Aaron Judge is still pursuing his 62nd home run of 2022, which would break the record he currently shares with Roger Maris for the most homers by an American League player in a single season.
Judge has three games left in which to hit No. 62, all of which are against the Texas Rangers at Globe Life Field in Arlington, Texas. The first game of a Tuesday doubleheader is now in progress, but Judge has been unsuccessful so far, grounding out in his first at-bat.
Can Judge stand alone as the AL’s single-season home run king? That depends, in part, on the pitches the Rangers give him. Here is a simple way of estimating how many opportunities Judge might still have remaining in the season. We will update this estimate after each of his plate appearances.

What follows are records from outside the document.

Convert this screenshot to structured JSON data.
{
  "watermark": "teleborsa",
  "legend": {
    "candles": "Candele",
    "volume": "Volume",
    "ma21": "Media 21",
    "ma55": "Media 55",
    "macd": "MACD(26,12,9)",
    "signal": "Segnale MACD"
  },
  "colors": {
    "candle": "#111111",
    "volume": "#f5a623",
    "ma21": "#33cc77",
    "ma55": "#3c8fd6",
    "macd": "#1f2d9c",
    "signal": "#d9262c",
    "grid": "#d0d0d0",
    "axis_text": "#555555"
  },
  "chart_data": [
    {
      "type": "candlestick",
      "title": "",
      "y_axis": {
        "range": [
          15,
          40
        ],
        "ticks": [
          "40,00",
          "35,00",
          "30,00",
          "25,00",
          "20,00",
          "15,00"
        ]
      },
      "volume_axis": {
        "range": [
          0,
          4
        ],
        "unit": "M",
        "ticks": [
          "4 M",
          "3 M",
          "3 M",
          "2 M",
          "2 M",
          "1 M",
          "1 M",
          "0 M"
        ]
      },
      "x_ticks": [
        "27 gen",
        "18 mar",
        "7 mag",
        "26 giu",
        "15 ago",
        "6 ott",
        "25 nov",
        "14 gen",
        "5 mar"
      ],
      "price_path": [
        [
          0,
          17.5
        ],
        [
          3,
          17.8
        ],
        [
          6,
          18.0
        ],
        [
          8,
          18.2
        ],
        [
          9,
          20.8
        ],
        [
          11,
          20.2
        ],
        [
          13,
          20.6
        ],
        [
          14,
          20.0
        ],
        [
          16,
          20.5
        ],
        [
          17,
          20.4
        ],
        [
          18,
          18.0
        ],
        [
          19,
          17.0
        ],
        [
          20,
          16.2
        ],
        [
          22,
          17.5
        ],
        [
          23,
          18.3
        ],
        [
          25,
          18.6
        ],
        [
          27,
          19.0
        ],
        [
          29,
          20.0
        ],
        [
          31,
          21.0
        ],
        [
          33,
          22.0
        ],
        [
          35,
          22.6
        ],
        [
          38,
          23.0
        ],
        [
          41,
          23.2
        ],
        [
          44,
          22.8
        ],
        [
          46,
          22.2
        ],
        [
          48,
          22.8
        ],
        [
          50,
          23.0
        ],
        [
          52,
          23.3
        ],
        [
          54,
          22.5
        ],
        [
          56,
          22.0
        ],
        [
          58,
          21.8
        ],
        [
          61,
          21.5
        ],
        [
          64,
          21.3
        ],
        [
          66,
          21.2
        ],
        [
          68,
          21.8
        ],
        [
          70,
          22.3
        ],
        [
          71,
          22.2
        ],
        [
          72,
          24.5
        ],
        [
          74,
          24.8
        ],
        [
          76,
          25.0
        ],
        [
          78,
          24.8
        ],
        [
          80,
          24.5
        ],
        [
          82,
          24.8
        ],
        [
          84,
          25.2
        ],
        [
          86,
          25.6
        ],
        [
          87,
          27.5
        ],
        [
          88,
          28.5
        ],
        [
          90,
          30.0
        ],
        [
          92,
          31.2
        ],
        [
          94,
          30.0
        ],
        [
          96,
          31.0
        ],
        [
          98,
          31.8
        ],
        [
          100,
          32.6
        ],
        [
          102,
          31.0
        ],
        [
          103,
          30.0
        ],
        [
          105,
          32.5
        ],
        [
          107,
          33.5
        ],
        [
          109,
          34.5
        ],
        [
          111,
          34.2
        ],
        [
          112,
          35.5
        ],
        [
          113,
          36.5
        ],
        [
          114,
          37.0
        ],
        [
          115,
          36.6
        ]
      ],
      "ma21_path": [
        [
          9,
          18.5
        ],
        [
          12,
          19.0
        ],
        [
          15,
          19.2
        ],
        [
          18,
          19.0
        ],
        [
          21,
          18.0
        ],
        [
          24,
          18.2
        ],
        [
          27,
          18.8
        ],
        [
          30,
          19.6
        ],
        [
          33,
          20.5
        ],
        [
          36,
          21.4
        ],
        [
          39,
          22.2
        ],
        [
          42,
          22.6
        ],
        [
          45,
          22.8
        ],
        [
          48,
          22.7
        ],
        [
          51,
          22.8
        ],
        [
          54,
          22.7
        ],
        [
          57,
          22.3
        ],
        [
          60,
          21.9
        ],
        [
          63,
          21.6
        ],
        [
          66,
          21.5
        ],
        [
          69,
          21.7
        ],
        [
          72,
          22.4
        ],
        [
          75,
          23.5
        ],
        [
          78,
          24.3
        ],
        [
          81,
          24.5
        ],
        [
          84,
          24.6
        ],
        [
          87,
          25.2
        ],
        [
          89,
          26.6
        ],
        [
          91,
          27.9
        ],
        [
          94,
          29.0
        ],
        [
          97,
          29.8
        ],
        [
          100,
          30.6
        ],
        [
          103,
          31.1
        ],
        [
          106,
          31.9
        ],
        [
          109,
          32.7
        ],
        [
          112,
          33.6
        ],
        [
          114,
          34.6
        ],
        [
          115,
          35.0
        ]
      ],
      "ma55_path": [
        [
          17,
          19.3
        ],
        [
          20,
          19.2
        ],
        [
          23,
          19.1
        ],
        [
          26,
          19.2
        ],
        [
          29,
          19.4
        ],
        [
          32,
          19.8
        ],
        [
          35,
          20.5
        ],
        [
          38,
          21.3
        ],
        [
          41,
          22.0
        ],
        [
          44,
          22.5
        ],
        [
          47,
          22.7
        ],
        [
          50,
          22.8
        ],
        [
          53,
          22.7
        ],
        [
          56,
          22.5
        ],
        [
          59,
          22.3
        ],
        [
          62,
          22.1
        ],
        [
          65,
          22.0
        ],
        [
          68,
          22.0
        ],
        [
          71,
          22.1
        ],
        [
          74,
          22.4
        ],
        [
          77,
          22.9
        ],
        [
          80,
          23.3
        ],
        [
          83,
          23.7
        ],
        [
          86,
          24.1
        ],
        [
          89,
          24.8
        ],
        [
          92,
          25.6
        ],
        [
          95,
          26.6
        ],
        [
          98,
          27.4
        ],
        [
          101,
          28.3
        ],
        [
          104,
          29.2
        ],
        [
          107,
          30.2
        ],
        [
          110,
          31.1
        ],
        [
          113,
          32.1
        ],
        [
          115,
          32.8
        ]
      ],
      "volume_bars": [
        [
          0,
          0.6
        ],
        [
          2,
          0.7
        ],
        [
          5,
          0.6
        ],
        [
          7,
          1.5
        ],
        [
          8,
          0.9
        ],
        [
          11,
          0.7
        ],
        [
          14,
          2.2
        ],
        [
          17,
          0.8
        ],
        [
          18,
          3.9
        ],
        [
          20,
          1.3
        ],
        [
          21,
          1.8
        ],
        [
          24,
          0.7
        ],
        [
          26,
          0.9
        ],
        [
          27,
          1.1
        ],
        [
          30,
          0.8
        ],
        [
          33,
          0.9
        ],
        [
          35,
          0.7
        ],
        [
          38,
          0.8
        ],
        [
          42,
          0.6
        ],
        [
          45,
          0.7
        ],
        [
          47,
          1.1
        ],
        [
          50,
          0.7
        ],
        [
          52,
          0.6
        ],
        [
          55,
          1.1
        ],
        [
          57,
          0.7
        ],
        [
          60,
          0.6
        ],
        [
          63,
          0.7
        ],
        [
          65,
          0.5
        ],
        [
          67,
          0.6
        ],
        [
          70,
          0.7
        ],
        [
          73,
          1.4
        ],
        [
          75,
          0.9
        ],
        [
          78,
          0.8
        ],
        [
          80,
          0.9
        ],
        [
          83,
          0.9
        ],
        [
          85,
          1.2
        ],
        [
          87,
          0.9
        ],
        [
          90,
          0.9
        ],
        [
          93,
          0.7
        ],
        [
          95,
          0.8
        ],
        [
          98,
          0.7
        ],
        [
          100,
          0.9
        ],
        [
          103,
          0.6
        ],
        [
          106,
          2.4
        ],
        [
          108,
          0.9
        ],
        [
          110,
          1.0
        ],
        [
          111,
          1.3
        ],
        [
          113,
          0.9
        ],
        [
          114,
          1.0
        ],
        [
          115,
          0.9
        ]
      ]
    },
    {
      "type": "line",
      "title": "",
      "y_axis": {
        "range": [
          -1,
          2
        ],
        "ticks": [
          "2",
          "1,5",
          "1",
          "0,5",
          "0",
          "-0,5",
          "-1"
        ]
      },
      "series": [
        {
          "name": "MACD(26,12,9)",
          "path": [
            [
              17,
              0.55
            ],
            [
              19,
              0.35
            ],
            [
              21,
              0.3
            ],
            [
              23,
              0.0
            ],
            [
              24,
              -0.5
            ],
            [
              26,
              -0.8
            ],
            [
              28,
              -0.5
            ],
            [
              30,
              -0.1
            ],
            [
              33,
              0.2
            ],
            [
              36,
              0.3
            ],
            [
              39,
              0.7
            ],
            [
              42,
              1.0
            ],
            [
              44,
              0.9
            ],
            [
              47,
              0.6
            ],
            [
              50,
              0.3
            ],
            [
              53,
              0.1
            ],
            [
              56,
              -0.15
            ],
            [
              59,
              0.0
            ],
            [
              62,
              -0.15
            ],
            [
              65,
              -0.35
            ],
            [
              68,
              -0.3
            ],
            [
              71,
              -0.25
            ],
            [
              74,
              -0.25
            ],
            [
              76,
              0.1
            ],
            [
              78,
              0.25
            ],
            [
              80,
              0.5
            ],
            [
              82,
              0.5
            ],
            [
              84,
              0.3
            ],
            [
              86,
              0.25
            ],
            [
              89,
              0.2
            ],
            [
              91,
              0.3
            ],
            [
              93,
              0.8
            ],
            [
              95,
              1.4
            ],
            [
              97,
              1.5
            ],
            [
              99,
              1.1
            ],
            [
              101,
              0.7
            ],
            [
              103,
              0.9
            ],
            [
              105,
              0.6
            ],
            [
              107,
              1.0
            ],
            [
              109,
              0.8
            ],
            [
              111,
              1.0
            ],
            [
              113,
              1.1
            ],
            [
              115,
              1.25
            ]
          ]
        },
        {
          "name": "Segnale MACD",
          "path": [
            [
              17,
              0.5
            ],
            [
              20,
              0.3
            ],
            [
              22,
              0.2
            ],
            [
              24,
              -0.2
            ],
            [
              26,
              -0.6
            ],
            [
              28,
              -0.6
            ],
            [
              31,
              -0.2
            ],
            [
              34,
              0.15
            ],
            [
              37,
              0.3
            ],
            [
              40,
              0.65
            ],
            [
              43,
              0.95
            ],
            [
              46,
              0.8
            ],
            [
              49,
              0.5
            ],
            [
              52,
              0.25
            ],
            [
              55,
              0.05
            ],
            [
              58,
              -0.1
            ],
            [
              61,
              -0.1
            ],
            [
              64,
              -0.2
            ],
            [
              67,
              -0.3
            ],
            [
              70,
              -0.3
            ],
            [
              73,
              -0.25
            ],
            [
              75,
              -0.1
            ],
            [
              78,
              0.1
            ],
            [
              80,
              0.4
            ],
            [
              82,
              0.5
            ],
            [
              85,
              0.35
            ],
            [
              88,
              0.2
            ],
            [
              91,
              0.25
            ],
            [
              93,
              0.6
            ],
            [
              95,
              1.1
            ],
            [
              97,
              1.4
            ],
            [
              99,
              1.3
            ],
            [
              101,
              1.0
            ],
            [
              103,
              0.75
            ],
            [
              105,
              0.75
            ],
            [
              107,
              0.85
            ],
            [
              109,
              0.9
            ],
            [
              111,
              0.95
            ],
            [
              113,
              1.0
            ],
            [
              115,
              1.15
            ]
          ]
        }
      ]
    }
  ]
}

We estimate that Judge has 13 plate appearances remaining.
The Yankees have beaten Judge in the leadoff spot for the past 22 games, partly in an effort to give him as many at-bats as possible. Through Monday, Judge has averaged 4.66 plate appearances per game this season when batting first. Using that average, we expect that he will have roughly 14 plate appearances over the final three games of the regular season. He has had one plate appearance in the current game so far, so by our estimate he has 13 plate appearances remaining.
We estimate that Judge will see 20 more pitches in the strike zone.
Since Judge hit his 60th home run on Sept. 20, opposing pitchers have been somewhat more reluctant to give him pitches he can hit — after all, no one wants to give up a historic home run (or lose). In Judge’s 12 completed games since Sept. 20, pitchers have delivered about 1.57 pitches in the strike zone per plate appearance by Judge, according to Major League Baseball’s zone charts (and counting intentional walks as plate appearances). That’s lower than his season average of 1.91.
We can’t know exactly what the Rangers’ pitchers will do in these final three games, but it’s a safe bet that they won’t give Judge all fastballs down the middle. If they continue to pitch to Judge as other pitchers have in his most recent games, his 13 remaining plate appearances should work out to about 20 more pitches in the strike zone.
Of course, Judge could homer off a pitch outside the strike zone, and not every pitch within the strike zone is home-run material. There are also discrepancies in MLB’s various interpretations of which pitches crossed the strike zone. But this serves as a rough estimate of the number of hittable pitches Judge may still face.
We estimate that Judge has a 59% chance of reaching 62 home runs.
In the 2022 season through Monday, Judge received 1,315 pitches in the strike zone and homered on 58 of them, as tracked by MLB’s zone charts. (His other three home runs came on pitches that were recorded by MLB as either high or inside, or both, but we’re excluding those from this analysis.) That means he has homered on roughly 4.4 percent of pitches in the strike zone.
Now, time for some probability math. Let’s assume that each time Judge faces a pitch in the strike zone, he has an equal and independent 4.4 percent chance of homering — an overly simplistic assumption, but a fair one for this estimate. Given our estimate that Judge will face 20 more pitches in the strike zone, what are the odds that he’ll homer on at least one of those opportunities — that the event that has a 4.4 percent chance of happening will occur at least once in 20 sort? By the powers of probability, those odds are 59 percent.
Heading into the doubleheader on Tuesday, we estimated Judge’s chances at 63 percent, so his probability of success has dropped by about 4 percentage points after his homerless plate appearance.
Our original estimate of 63 percent aligned with how the sports books saw it. DraftKings, for example, on Tuesday morning was offering -175 odds that Judge would hit at least 62 home runs this season, which implied a probability of 64 percent.
With each unsuccessful plate appearance against the Rangers, Judge’s chances will continue to tick downward, and he and his fans will probably sweat a little bit more. Or maybe Judge will hit a home run off the next pitch he faces, and all of these estimates will no longer be needed.